Остановку она совершила, совершенно не зная, что и зачем будет дальше. Ей вдруг стало мерзко ехать со всеми этими блюстителями закона и порядка; хотя, по большому счету, они ни в чём не были виновны, «просто выполняли долг», но именно рядом с ними Миланэ впервые в жизни ощутила, что нечто у неё в жизни не сладилось совершенно; то самое чувство, когда знаешь: лучше бы однажды родиться в ином месте, в иное время, а — может быть — в ином мире. Выйти из сложного лабиринта, найти выход из такого тяжкого тупика, и лишь для того, чтобы увидеть перед собой ещё одну мрачную стену? Она одной лапой ступила в небытие, а потом оказалось, что это случилось по причине чьих-то желаний и капризов, причём малотолковых, пустых, каких-то чудовищно обыденных; гадостность и бессмысленность действий тех многих, чьими руками сделались эти чёрные дни, не внушали веры в чужие души; то, что Амон оказался в тюрьме, казалось злой случайностью, нелепой ошибкой, ведь он наверняка всё продумал и замёл за собой следы; а смерть Арасси нанесла окончательный удар.

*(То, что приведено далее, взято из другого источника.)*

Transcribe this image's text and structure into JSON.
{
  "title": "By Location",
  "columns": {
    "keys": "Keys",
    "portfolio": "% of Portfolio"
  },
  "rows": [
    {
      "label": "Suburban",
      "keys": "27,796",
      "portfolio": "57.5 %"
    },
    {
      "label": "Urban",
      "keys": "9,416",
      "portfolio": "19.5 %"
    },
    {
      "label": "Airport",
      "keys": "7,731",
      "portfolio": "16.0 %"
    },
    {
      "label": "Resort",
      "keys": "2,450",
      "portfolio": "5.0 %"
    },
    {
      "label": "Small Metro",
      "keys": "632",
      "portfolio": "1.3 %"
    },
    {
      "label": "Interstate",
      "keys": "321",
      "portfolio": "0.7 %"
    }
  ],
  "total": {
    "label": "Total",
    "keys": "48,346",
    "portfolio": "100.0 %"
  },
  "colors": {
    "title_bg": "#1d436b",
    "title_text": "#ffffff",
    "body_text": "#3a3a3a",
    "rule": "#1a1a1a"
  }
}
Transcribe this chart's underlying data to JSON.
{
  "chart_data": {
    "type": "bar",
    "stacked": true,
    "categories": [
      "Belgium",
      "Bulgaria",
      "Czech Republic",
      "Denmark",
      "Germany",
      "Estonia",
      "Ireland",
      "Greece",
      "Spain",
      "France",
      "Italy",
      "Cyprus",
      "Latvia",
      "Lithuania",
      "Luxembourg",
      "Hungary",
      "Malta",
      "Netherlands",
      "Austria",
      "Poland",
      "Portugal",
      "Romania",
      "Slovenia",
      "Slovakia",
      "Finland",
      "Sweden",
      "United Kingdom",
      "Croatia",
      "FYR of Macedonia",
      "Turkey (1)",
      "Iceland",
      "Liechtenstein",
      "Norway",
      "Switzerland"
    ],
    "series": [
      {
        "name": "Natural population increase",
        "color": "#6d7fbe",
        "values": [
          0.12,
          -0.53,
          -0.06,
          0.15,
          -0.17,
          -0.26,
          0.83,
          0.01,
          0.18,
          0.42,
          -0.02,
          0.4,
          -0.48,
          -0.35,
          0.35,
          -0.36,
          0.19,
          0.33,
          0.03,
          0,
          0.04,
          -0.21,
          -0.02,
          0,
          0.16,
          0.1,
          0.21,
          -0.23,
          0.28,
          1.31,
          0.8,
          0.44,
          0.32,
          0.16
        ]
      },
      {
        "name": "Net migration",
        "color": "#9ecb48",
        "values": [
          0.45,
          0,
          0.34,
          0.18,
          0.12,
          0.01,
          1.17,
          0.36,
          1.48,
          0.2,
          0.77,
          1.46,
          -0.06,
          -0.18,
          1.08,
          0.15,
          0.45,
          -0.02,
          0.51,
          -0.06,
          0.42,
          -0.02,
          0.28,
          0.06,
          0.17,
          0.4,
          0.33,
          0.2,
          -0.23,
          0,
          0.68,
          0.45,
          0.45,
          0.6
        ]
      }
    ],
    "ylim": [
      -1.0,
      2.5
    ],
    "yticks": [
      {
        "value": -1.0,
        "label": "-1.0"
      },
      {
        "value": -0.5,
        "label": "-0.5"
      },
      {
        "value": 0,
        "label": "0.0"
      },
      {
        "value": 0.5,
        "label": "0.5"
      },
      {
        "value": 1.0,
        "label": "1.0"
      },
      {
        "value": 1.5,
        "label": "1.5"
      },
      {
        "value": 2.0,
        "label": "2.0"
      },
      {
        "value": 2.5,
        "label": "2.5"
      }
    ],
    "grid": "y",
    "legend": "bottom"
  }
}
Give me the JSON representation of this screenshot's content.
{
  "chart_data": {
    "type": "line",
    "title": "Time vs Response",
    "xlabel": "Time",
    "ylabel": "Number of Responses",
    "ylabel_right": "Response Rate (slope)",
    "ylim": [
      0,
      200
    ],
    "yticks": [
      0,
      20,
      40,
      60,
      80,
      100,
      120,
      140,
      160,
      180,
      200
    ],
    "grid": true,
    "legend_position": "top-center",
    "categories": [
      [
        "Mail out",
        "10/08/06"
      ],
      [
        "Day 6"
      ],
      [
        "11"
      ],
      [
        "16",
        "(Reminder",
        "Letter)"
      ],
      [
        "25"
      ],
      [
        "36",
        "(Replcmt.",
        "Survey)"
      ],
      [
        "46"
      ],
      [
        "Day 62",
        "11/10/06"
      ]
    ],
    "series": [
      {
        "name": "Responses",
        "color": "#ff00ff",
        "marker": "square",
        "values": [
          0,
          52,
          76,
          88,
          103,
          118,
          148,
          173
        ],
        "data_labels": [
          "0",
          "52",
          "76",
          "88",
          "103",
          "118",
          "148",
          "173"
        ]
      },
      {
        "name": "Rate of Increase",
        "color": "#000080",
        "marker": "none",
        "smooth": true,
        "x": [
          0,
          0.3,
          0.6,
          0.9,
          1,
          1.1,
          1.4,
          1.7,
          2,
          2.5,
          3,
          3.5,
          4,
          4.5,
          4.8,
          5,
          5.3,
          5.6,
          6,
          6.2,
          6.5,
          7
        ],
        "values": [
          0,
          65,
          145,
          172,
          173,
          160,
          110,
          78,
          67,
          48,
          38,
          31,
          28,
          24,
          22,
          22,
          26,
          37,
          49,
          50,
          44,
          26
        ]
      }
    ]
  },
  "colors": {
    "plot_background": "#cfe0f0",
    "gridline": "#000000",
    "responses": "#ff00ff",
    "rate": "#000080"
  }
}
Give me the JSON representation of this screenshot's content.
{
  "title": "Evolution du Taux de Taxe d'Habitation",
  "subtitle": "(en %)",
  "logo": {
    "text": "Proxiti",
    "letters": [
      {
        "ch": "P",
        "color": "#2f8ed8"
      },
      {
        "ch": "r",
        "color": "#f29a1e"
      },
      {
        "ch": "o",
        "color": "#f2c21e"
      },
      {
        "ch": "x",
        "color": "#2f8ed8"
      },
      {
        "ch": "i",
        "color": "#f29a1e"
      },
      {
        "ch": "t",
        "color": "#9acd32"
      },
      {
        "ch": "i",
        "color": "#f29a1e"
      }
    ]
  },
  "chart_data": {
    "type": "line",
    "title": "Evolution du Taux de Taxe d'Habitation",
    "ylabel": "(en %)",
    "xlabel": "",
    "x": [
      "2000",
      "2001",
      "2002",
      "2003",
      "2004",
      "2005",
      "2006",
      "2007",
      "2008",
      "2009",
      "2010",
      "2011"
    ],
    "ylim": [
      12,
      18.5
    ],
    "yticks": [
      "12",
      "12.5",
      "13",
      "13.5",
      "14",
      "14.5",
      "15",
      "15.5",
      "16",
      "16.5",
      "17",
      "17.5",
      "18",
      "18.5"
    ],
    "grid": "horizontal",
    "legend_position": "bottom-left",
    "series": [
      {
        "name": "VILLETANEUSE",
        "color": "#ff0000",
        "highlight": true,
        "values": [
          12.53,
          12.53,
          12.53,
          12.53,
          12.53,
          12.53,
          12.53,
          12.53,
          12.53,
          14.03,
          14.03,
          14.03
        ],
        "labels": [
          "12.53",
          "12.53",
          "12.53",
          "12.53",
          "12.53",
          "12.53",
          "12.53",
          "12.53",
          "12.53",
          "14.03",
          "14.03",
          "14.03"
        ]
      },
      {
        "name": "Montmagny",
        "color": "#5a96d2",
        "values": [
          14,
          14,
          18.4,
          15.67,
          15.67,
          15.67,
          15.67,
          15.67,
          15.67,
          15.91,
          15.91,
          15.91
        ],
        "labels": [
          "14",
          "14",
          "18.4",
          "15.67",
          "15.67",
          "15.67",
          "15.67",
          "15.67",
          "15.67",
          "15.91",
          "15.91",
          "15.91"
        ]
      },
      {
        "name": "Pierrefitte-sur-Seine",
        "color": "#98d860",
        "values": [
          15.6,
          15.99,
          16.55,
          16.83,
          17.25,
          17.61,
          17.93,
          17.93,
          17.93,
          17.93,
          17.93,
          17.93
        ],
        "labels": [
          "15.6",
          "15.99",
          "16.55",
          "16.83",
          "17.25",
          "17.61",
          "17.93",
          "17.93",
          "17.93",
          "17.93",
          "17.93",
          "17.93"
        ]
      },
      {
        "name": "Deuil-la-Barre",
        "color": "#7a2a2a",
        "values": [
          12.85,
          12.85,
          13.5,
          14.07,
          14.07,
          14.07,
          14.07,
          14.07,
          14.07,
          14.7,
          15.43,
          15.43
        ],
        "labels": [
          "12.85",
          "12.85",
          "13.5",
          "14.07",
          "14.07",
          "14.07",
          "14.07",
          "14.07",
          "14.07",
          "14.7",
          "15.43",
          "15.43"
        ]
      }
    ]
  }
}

Её жизнь всегда чем-то держалась, хранила нерушимую сердцевину, даже в самые трудные мгновения. Даже тошные луны на Востоке она перенесла с поднятой головой, без отчаяния, потому что очень много верила: в своё призвание, в сестринство, в свою будущность, и в то, что свет — впереди. Она столько лет шла, чтобы стать сестрой, но во что превратилось её окончательное превращение! Теперь она — полноценная Ашаи-Китрах. Но нет даже радости, не то что ликования. То, судя по всему, ненадолго: рано или поздно её изгонят из сестринства для осуждения; Миланэ понимала, что шансов сохранить прежнюю судьбу немного.
Лес был редковатым, нечащобным, как говорят у неё на родине. Миланэ прошлась несколько десятков шагов, дотрагиваясь рукой к деревьям, обернулась — её стражи следили за ней и медленно следовали с недвусмысленным видом, мол, только попробуй что-нибудь выкинуть. Судя по всему, у них есть приказ не церемониться, если она решит сбежать, хотя Миланэ, по законам Империи, сейчас могла уйти куда угодно без всякого препятствия, потому что она — всё ещё Ашаи.
Конечно, она не будет сбегать. Если бы задумалась о бегстве, то… С таким же успехом могла никуда не ехать и никому не сдаваться; и, надо заметить, наверняка Миланэ смогла бы успешно защититься от неприятностей, тем более заручившись протекцией амарах, запросто бы сохранила «Снохождение» у себя. И всё было бы, как надо. Она бы вышла из мутной воды. Можно было стать Тайнодействующей, можно было закрыть глаза, можно было сохранить «Снохождение» — мечты сбываются. Амон… Ну был такой Амон, и что? Не ставить же из-за него всю жизнь на кон?
— Всё ты делаешь не так, — улыбнулась Миланэ. — Всю жизнь — не так.
Когда вернулась, то услыхала:
— Ага… Вижу, львица никуда не отходила по своей, так выразиться, нужде, — с подозрением щурился молодой сыскарь.
— Лучше не связываться со всеми этими играми Ашаи-Китрах, — посоветовал старый молодому.
— О предки, — закрыла глаза ладонью Миланэ, не в силах больше выдерживать творящийся вокруг абсурд.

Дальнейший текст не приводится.